Саломея. Стихотворения. Афоризмы
Оценить:
Рейтинг: 0

Полная версия:

Саломея. Стихотворения. Афоризмы

скачать книгу бесплатно

Моя задача – в том, чтобы все, что ни случится со мной, обратить себе в добро.

Дощатые нары, внушающая отвращение пища, грубые веревки, которые нужно щипать на паклю, пока пальцы не станут бесчувственными от боли, унизительные обязанности, которыми начинается и кончается день, резкие окрики, которых, как видно, требует обычай, отвратительная одежда, делающая страдание смешным, молчание, одиночество, стыд – все эти испытания мне надо перевести в область духовного.

Нет ни одного телесного унижения, чтоб мне не нужно было стараться возвысить его до уровня духовности.

Я хотел бы обрести возможность сказать просто и без аффектации: в моей жизни были два великих поворотных пункта: первый – когда отец мой послал меня в Оксфорд, второй – когда общество послало меня в тюрьму.

Я не хочу сказать: это лучшее, что могло случиться со мной, – это слишком звучало бы горечью по отношению ко мне самому. Я предпочел бы сказать или услыхать, как про меня говорят: он был столь типичным сыном своего времени, что в своей извращенности и благодаря своей извращенности все добро своей жизни преображал он в зло, а зло своей жизни – в добро.

Но все, что говорю я сам или что говорят обо мне другие, – все это не значит ничего. Но вот – то главное, что мне предстоит, что я должен выполнить, прежде чем будет разбит, уничтожен и не завершен короткий остаток моей жизни: все, что было причинено мне, я должен растворить в себе, сделать частью себя, принять все без ропота, страха и возмущения. Половинчатость – величайший порок. Все, что осуществилось до конца, – законно.

* * *

Когда только что началось мое заключение в тюрьме, некоторые советовали мне постараться забыть, кто я. То был пагубный совет. Лишь в сознании, кто я, находил я себе отраду.

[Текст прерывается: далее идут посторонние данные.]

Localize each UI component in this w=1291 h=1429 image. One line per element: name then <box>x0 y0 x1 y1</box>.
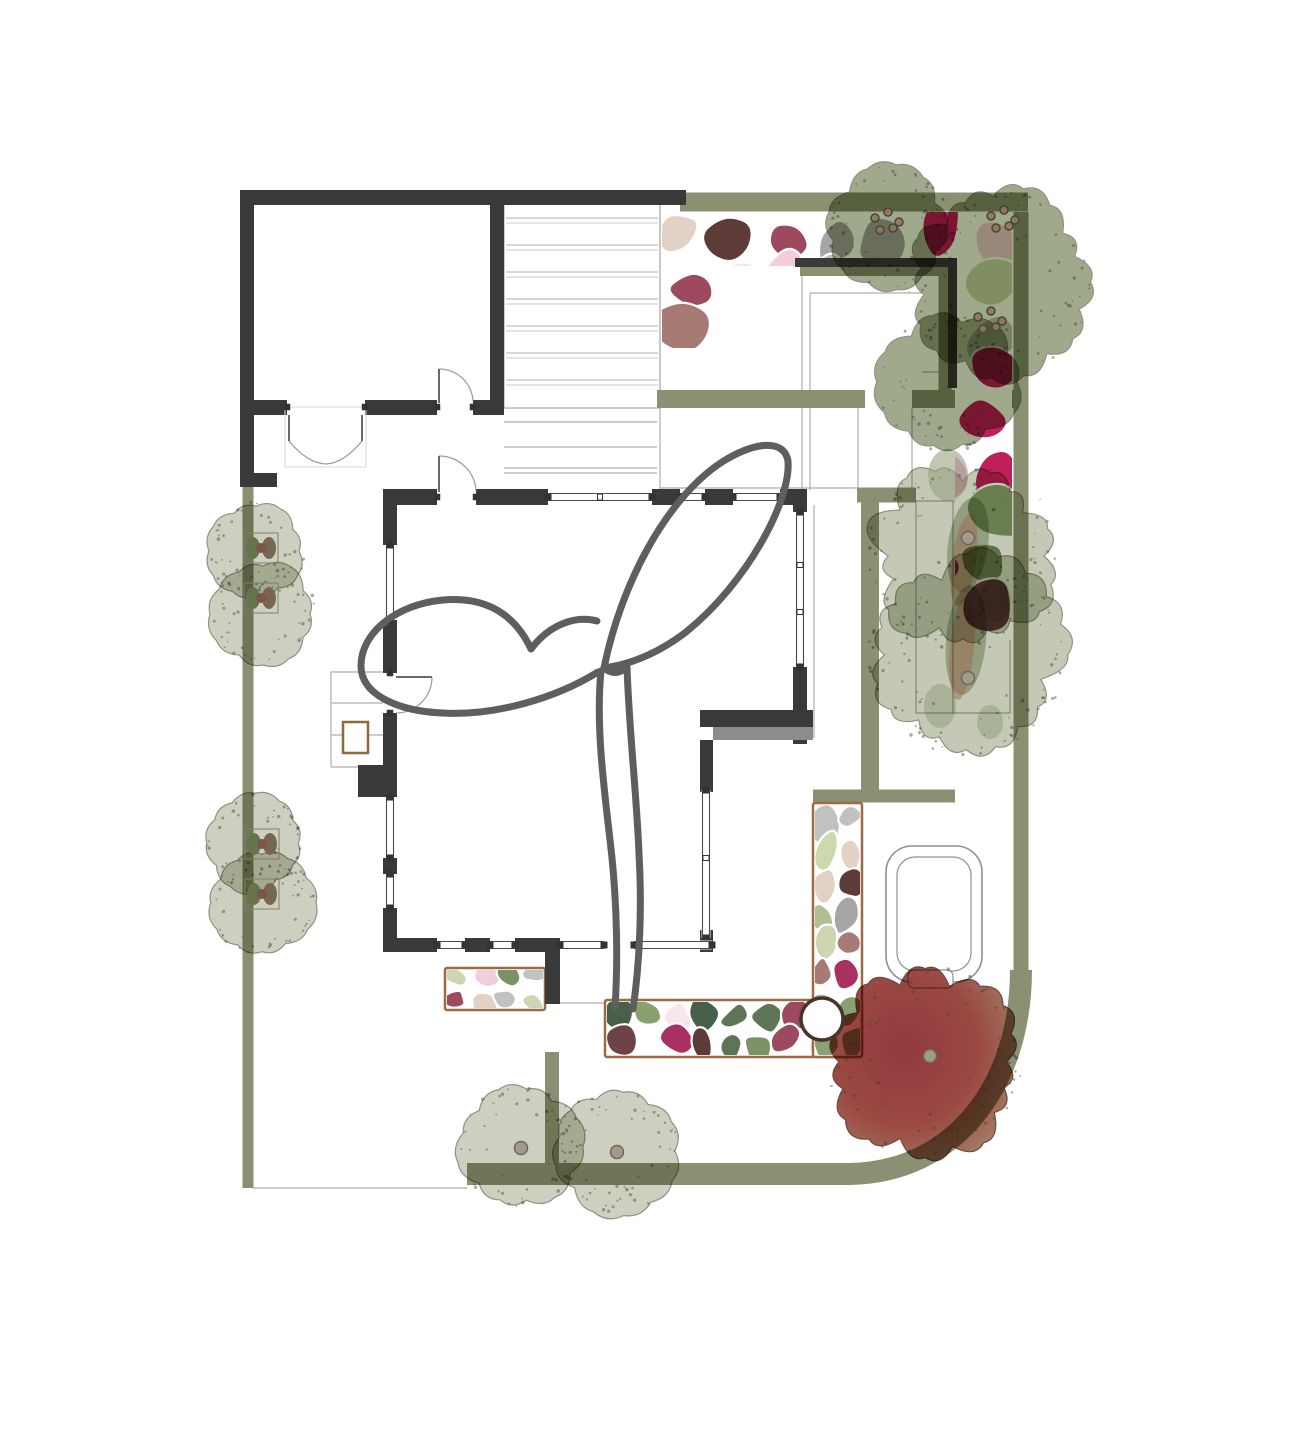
tree-speckle <box>868 666 871 669</box>
tree-speckle <box>964 430 966 432</box>
pebble <box>706 405 762 449</box>
shrub-icon-dot <box>256 593 266 603</box>
window-post <box>702 494 709 501</box>
tree-speckle <box>1053 315 1055 317</box>
tree-speckle <box>904 330 907 333</box>
tree-speckle <box>885 597 888 600</box>
tree-speckle <box>839 260 841 262</box>
tree-speckle <box>960 328 962 330</box>
tree-speckle <box>968 443 972 447</box>
tree-speckle <box>931 477 934 480</box>
pebble <box>815 444 871 490</box>
tree-speckle <box>1015 1056 1018 1059</box>
pebble <box>721 263 773 321</box>
window-post <box>730 494 737 501</box>
tree-speckle <box>904 388 906 390</box>
tree-speckle <box>1008 717 1010 719</box>
tree-speckle <box>232 652 235 655</box>
tree-speckle <box>301 888 303 890</box>
tree-speckle <box>616 1096 618 1098</box>
tree-speckle <box>1022 575 1025 578</box>
tree-speckle <box>508 1202 510 1204</box>
pebble <box>665 410 699 448</box>
tree-speckle <box>894 173 897 176</box>
tree-speckle <box>280 527 282 529</box>
tree-speckle <box>227 581 230 584</box>
tree-speckle <box>974 341 977 344</box>
tree-speckle <box>298 622 300 624</box>
tree-speckle <box>643 1111 645 1113</box>
pebble <box>745 1036 771 1063</box>
tree-speckle <box>984 1122 987 1125</box>
tree-speckle <box>1032 604 1034 606</box>
tree-speckle <box>260 867 263 870</box>
tree-speckle <box>939 210 941 212</box>
tree-speckle <box>998 1037 1000 1039</box>
tree-speckle <box>922 195 925 198</box>
tree-speckle <box>297 593 300 596</box>
tree-speckle <box>1048 612 1050 614</box>
tree-speckle <box>302 594 304 596</box>
tree-speckle <box>896 522 899 525</box>
tree-speckle <box>869 569 871 571</box>
tree-speckle <box>958 474 961 477</box>
tree-speckle <box>501 1092 504 1095</box>
pebble <box>671 547 718 591</box>
tree-speckle <box>956 1130 958 1132</box>
wall <box>240 190 254 487</box>
pebble <box>810 590 867 633</box>
shrub-icon-dot <box>257 839 267 849</box>
tree-speckle <box>939 477 941 479</box>
tree-speckle <box>1055 233 1058 236</box>
tree-speckle <box>272 816 274 818</box>
tree-speckle <box>869 670 872 673</box>
tree-speckle <box>994 1084 996 1086</box>
tree-speckle <box>277 815 280 818</box>
tree-speckle <box>481 1098 484 1101</box>
tree-canopy <box>830 967 1016 1161</box>
tree-speckle <box>975 488 978 491</box>
tree-speckle <box>1052 356 1055 359</box>
tree-speckle <box>289 823 291 825</box>
tree-speckle <box>950 1131 952 1133</box>
tree-speckle <box>591 1108 594 1111</box>
tree-speckle <box>929 414 932 417</box>
tree-speckle <box>631 1187 634 1190</box>
tree-speckle <box>922 735 925 738</box>
tree-speckle <box>934 740 937 743</box>
tree-speckle <box>564 1175 567 1178</box>
canopy-tree-path <box>599 671 616 1007</box>
tree-speckle <box>469 1114 471 1116</box>
tree-speckle <box>980 558 983 561</box>
window-post <box>434 404 441 411</box>
tree-speckle <box>605 1205 607 1207</box>
tree-speckle <box>1010 192 1012 194</box>
tree-speckle <box>218 535 220 537</box>
tree-speckle <box>229 622 231 624</box>
tree-speckle <box>296 856 299 859</box>
berry-dot <box>987 307 995 315</box>
tree-speckle <box>1013 600 1016 603</box>
wall <box>383 713 397 767</box>
tree-speckle <box>992 343 995 346</box>
tree-speckle <box>948 470 949 471</box>
tree-speckle <box>983 1088 986 1091</box>
tree-speckle <box>867 1068 869 1070</box>
garden-plan-canvas <box>0 0 1291 1429</box>
tree-speckle <box>233 612 236 615</box>
tree-speckle <box>220 591 222 593</box>
tree-speckle <box>909 733 912 736</box>
tree-trunk-dot <box>962 672 975 685</box>
tree-speckle <box>970 344 973 347</box>
tree-speckle <box>901 483 903 485</box>
tree-speckle <box>964 566 967 569</box>
window-post <box>703 787 710 794</box>
window-post <box>387 871 394 878</box>
tree-speckle <box>922 289 924 291</box>
tree-speckle <box>871 1073 872 1074</box>
tree-speckle <box>975 1129 978 1132</box>
tree-speckle <box>965 1002 968 1005</box>
window-post <box>387 670 394 677</box>
tree-speckle <box>872 646 875 649</box>
tree-speckle <box>939 426 943 430</box>
tree-speckle <box>969 576 970 577</box>
tree-speckle <box>1005 500 1006 501</box>
tree-speckle <box>308 619 311 622</box>
tree-speckle <box>299 870 302 873</box>
tree-speckle <box>256 503 258 505</box>
tree-speckle <box>1039 336 1040 337</box>
tree-speckle <box>1046 550 1049 553</box>
tree-speckle <box>1039 498 1040 499</box>
tree-speckle <box>923 410 925 412</box>
tree-speckle <box>829 244 832 247</box>
window-post <box>545 494 552 501</box>
tree-speckle <box>921 698 923 700</box>
tree-speckle <box>631 1118 633 1120</box>
pebble <box>719 307 768 356</box>
tree-speckle <box>1088 284 1090 286</box>
canopy-tree-path <box>604 445 788 668</box>
tree-speckle <box>956 318 960 322</box>
tree-speckle <box>242 936 244 938</box>
tree-speckle <box>274 938 276 940</box>
tree-speckle <box>917 1129 920 1132</box>
tree-speckle <box>875 581 876 582</box>
tree-speckle <box>878 1018 880 1020</box>
tree-speckle <box>904 282 906 284</box>
tree-trunk-dot <box>611 1146 624 1159</box>
tree-speckle <box>917 486 920 489</box>
tree-speckle <box>473 1183 475 1185</box>
window-post <box>703 935 710 942</box>
tree-speckle <box>924 284 927 287</box>
tree-speckle <box>893 497 897 501</box>
window-post <box>473 494 480 501</box>
tree-speckle <box>574 1117 577 1120</box>
tree-speckle <box>521 1201 524 1204</box>
tree-speckle <box>891 170 894 173</box>
tree-speckle <box>244 869 247 872</box>
tree-speckle <box>1039 571 1042 574</box>
window-post <box>470 404 477 411</box>
tree-speckle <box>561 1143 563 1145</box>
tree-speckle <box>310 896 312 898</box>
tree-speckle <box>1003 1058 1005 1060</box>
berry-dot <box>992 224 1000 232</box>
tree-speckle <box>914 419 916 421</box>
tree-speckle <box>985 988 987 990</box>
tree-speckle <box>615 1185 618 1188</box>
window-post <box>387 905 394 912</box>
tree-speckle <box>978 428 980 430</box>
tree-speckle <box>833 211 836 214</box>
tree-speckle <box>301 568 303 570</box>
tree-speckle <box>997 1048 999 1050</box>
wall <box>243 473 277 487</box>
tree-speckle <box>1011 1091 1013 1093</box>
tree-speckle <box>296 893 299 896</box>
tree-speckle <box>942 746 944 748</box>
tree-speckle <box>986 345 988 347</box>
tree-speckle <box>623 1186 625 1188</box>
tree-speckle <box>895 493 898 496</box>
tree-speckle <box>928 1106 929 1107</box>
tree-speckle <box>946 1012 949 1015</box>
tree-speckle <box>897 285 899 287</box>
tree-speckle <box>983 1013 985 1015</box>
tree-speckle <box>863 179 866 182</box>
tree-speckle <box>872 538 875 541</box>
tree-speckle <box>973 204 976 207</box>
tree-speckle <box>842 231 846 235</box>
tree-speckle <box>260 514 263 517</box>
tree-speckle <box>845 252 848 255</box>
tree-speckle <box>1033 557 1035 559</box>
berry-dot <box>876 226 884 234</box>
tree-speckle <box>222 910 225 913</box>
pebble <box>818 302 871 352</box>
tree-speckle <box>1048 269 1051 272</box>
tree-speckle <box>932 346 934 348</box>
tree-speckle <box>556 1119 558 1121</box>
tree-speckle <box>1068 304 1071 307</box>
tree-speckle <box>1029 558 1032 561</box>
tree-speckle <box>982 410 984 412</box>
tree-speckle <box>483 1125 485 1127</box>
pebble <box>760 315 817 368</box>
tree-speckle <box>915 189 918 192</box>
tree-speckle <box>930 263 934 267</box>
tree-speckle <box>249 501 252 504</box>
window-mullion <box>797 563 803 568</box>
tree-speckle <box>292 895 294 897</box>
tree-speckle <box>1059 324 1061 326</box>
tree-speckle <box>598 1106 600 1108</box>
tree-speckle <box>526 1188 529 1191</box>
tree-speckle <box>916 1156 918 1158</box>
tree-speckle <box>899 496 902 499</box>
tree-speckle <box>293 550 296 553</box>
tree-speckle <box>1032 546 1034 548</box>
tree-speckle <box>894 706 897 709</box>
tree-speckle <box>927 422 930 425</box>
wall <box>705 489 733 505</box>
tree-speckle <box>987 1079 989 1081</box>
tree-speckle <box>222 607 225 610</box>
tree-speckle <box>896 268 899 271</box>
tree-speckle <box>1033 561 1036 564</box>
tree-speckle <box>928 1113 931 1116</box>
tree-speckle <box>931 210 934 213</box>
tree-speckle <box>287 808 289 810</box>
tree-speckle <box>647 1202 650 1205</box>
tree-speckle <box>973 559 975 561</box>
tree-speckle <box>988 998 990 1000</box>
tree-speckle <box>966 447 969 450</box>
tree-speckle <box>1004 196 1006 198</box>
tree-speckle <box>923 576 925 578</box>
tree-speckle <box>969 1014 971 1016</box>
door-swing-arc <box>326 441 362 464</box>
tree-speckle <box>941 198 944 201</box>
tree-speckle <box>1039 203 1042 206</box>
bench <box>343 722 368 753</box>
tree-speckle <box>1037 352 1040 355</box>
window-post <box>387 855 394 862</box>
pebble <box>833 959 859 990</box>
tree-speckle <box>964 317 966 319</box>
tree-speckle <box>995 561 998 564</box>
tree-speckle <box>1021 699 1024 702</box>
tree-speckle <box>903 653 905 655</box>
tree-speckle <box>888 662 890 664</box>
tree-speckle <box>235 802 238 805</box>
tree-speckle <box>929 447 932 450</box>
tree-speckle <box>302 873 305 876</box>
tree-speckle <box>932 747 935 750</box>
berry-dot <box>889 224 897 232</box>
tree-speckle <box>965 443 968 446</box>
shrub-icon-dot <box>256 543 266 553</box>
berry-dot <box>1000 206 1008 214</box>
tree-speckle <box>258 571 260 573</box>
tree-speckle <box>1083 260 1085 262</box>
tree-speckle <box>867 263 870 266</box>
tree-speckle <box>582 1196 584 1198</box>
tree-speckle <box>211 558 214 561</box>
tree-speckle <box>1004 740 1006 742</box>
tree-speckle <box>1041 696 1044 699</box>
tree-speckle <box>915 725 917 727</box>
tree-speckle <box>992 1065 995 1068</box>
tree-speckle <box>1046 520 1049 523</box>
tree-speckle <box>304 610 306 612</box>
tree-inner-foliage <box>924 684 956 728</box>
tree-speckle <box>267 817 269 819</box>
tree-speckle <box>585 1129 587 1131</box>
tree-speckle <box>297 833 299 835</box>
tree-speckle <box>302 558 305 561</box>
tree-speckle <box>876 688 879 691</box>
window-mullion <box>797 610 803 615</box>
tree-speckle <box>837 1066 840 1069</box>
window-post <box>434 942 441 949</box>
tree-speckle <box>1040 624 1041 625</box>
window-post <box>601 942 608 949</box>
tree-speckle <box>936 209 938 211</box>
tree-speckle <box>1037 708 1039 710</box>
tree-speckle <box>966 423 969 426</box>
tree-speckle <box>936 223 939 226</box>
tree-speckle <box>934 1153 936 1155</box>
berry-dot <box>992 323 1000 331</box>
tree-speckle <box>949 232 951 234</box>
tree-speckle <box>650 1164 653 1167</box>
tree-speckle <box>1024 587 1026 589</box>
tree-speckle <box>868 641 870 643</box>
window-mullion <box>598 494 603 500</box>
tree-inner-foliage <box>977 705 1003 739</box>
tree-speckle <box>247 951 249 953</box>
tree-speckle <box>1017 350 1020 353</box>
tree-speckle <box>218 826 221 829</box>
tree-speckle <box>926 971 929 974</box>
tree-speckle <box>548 1163 549 1164</box>
berry-dot <box>1005 222 1013 230</box>
tree-speckle <box>977 334 980 337</box>
tree-speckle <box>930 482 932 484</box>
tree-speckle <box>218 524 221 527</box>
tree-speckle <box>1016 212 1018 214</box>
tree-speckle <box>875 1021 878 1024</box>
berry-dot <box>884 208 892 216</box>
tree-speckle <box>1072 244 1075 247</box>
tree-speckle <box>844 1091 847 1094</box>
door-swing-arc <box>439 369 473 401</box>
tree-speckle <box>883 517 885 519</box>
tree-speckle <box>883 1103 885 1105</box>
tree-speckle <box>960 232 962 234</box>
window-post <box>797 509 804 516</box>
tree-speckle <box>464 1131 466 1133</box>
tree-speckle <box>657 1114 660 1117</box>
tree-speckle <box>1012 1039 1015 1042</box>
tree-speckle <box>845 226 847 228</box>
tree-speckle <box>222 934 225 937</box>
tree-speckle <box>225 575 227 577</box>
tree-speckle <box>1040 310 1043 313</box>
tree-speckle <box>551 1109 553 1111</box>
tree-speckle <box>933 1137 936 1140</box>
tree-speckle <box>918 731 921 734</box>
tree-speckle <box>894 578 897 581</box>
tree-speckle <box>1056 653 1058 655</box>
tree-speckle <box>229 631 231 633</box>
tree-speckle <box>856 1054 858 1056</box>
tree-speckle <box>943 215 946 218</box>
tree-speckle <box>992 508 995 511</box>
tree-speckle <box>485 1148 487 1150</box>
window-post <box>649 494 656 501</box>
tree-speckle <box>304 925 306 927</box>
tree-speckle <box>269 658 271 660</box>
tree-speckle <box>977 982 979 984</box>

Теперь другие советуют мне, когда я выйду на свободу забыть, что я когда-нибудь был в тюрьме. И я знаю, это было бы такой же роковой ошибкой. Тогда всю жизнь меня бы преследовал невыносимый стыд, ибо все, что так же дорого мне, как всякому другому: красота солнца и луны, чередующаяся роскошь времен года, музыка рассвета и молчание долгих ночей, дождь, что струится сквозь листву, роса, что скользит по траве и серебрит ее, – все это стало бы запятнанным для меня и потеряло бы свою целительную силу и ту радость, что оно расточает.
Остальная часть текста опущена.